では、VW770/TGに適した利用シーンは何かを考察しよう。まず「レコーダー機能付きのデジタルテレビ」としてリビングルームで使う場合だ。こうしたケースでは、たとえば家族の1人がビデオ編集で何時間も占有してしまうのは厳しいと思われるので、PCとしての利用時は時間配分するなどの工夫が必要になりそうだ。
一方、お父さん専用マシンとしてプライベートルームに導入する場合はどうか。この場合、深夜に動画のエンコードなど高負荷の作業を行っても、処理がスムーズなだけでなく動作音で家族に迷惑をかけることがない。22型ワイドという適度なディスプレイサイズと相まって、ストレスなく使えるはずだ。同様に、1人暮らしの学生や年ごろの子ども向けとしてAV関連機能とPCを1台で済ましたいニーズにも適するといえるだろう。
ただ、VW770/TGの液晶ディスプレイは美しくメリハリある表示である半面、解像度が1680×1050ドット(アスペクト比16:10)にとどまるうえ、HDMIなどの映像出力端子も備えない。このため、フルHD(1920×1080ドット)の動画コンテンツをドットバイドットで再生できないという弱点も抱える。デジタル放送の視聴・録画や市販Blu-ray Discタイトルの鑑賞といった作業を静かなマシンでこそ楽しむ用途はもちろんあるのだが、クアッドコアCPUの高いパフォーマンスを生かすためにも、どちらかといえばハイビジョン映像の作成や編集を重視するユーザーに勧められると考える。テレビなどのコンテンツ視聴をメインに考えているのであれば、もう1つの液晶一体型PC「VALUESTAR N」シリーズの中から、フルHDパネルを搭載する上位モデルを選ぶという手段もあるからだ。
というわけでテレビ関連機能の詳細は、ほぼ同様の機能を実現するVALUESTAR N VN790/TG6で後日改めて検証することにし、ここでは動画コンテンツの編集機能について詳しく見ていこう。

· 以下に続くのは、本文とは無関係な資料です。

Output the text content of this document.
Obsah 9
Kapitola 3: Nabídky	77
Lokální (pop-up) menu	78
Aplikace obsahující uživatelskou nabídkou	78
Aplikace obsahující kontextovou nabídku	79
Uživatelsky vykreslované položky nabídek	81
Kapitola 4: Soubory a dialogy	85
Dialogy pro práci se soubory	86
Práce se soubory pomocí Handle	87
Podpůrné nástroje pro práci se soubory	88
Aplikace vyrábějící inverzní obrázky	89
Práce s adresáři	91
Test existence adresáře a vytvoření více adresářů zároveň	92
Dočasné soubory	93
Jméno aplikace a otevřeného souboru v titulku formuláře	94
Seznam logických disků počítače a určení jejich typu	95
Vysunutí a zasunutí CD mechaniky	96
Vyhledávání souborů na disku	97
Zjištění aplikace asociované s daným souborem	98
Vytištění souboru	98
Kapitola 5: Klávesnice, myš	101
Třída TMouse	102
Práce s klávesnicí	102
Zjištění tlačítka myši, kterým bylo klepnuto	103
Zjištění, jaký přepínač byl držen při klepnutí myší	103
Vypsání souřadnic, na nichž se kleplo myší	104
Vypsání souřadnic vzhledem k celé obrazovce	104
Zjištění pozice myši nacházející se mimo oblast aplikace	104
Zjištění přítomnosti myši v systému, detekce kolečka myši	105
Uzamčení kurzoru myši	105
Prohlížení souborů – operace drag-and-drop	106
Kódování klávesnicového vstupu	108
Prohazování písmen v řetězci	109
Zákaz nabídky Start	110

VW770/TGは、コーレルのOEMを受けたオーサリングソフト「Corel DVD MovieWriter for NEC」をバンドルし、SDからフルHDまで、さまざまな映像ソースの編集に加えてBD-J、BDMV、BDAV、DVD-Video、DVD-VR、AVCHDの各形式でのディスク作成に対応する。中でも、6種類のテンプレートから選ぶだけで、ポップアップメニュー付きのBlu-ray Disc(BD-J形式)を作成できるのが見どころだ。
なお、三洋電機「Xacti」シリーズで撮影したMP4ファイルをこのバンドル版では読み込めない点には注意が必要だが(市販のフルバージョンは読み込みに対応する)、すでにビデオカメラのデファクトスタンダードになりつつあり、デジカメでも採用例が増えているAVCHD形式であれば、編集専用の中間ファイル(プロキシ)を用いる仕組みと合わせて、フルHDの動画ファイルを扱っているとは思えないほどスムーズに作業できる。ちなみに、BDAVやDVD-VRといった追記可能な形式で保存した場合は、本機でデジタル放送を録画したディスクも含めて付属の「Corel Direct DiscRecorder」を使うことで、ディスクの直接編集にも対応する。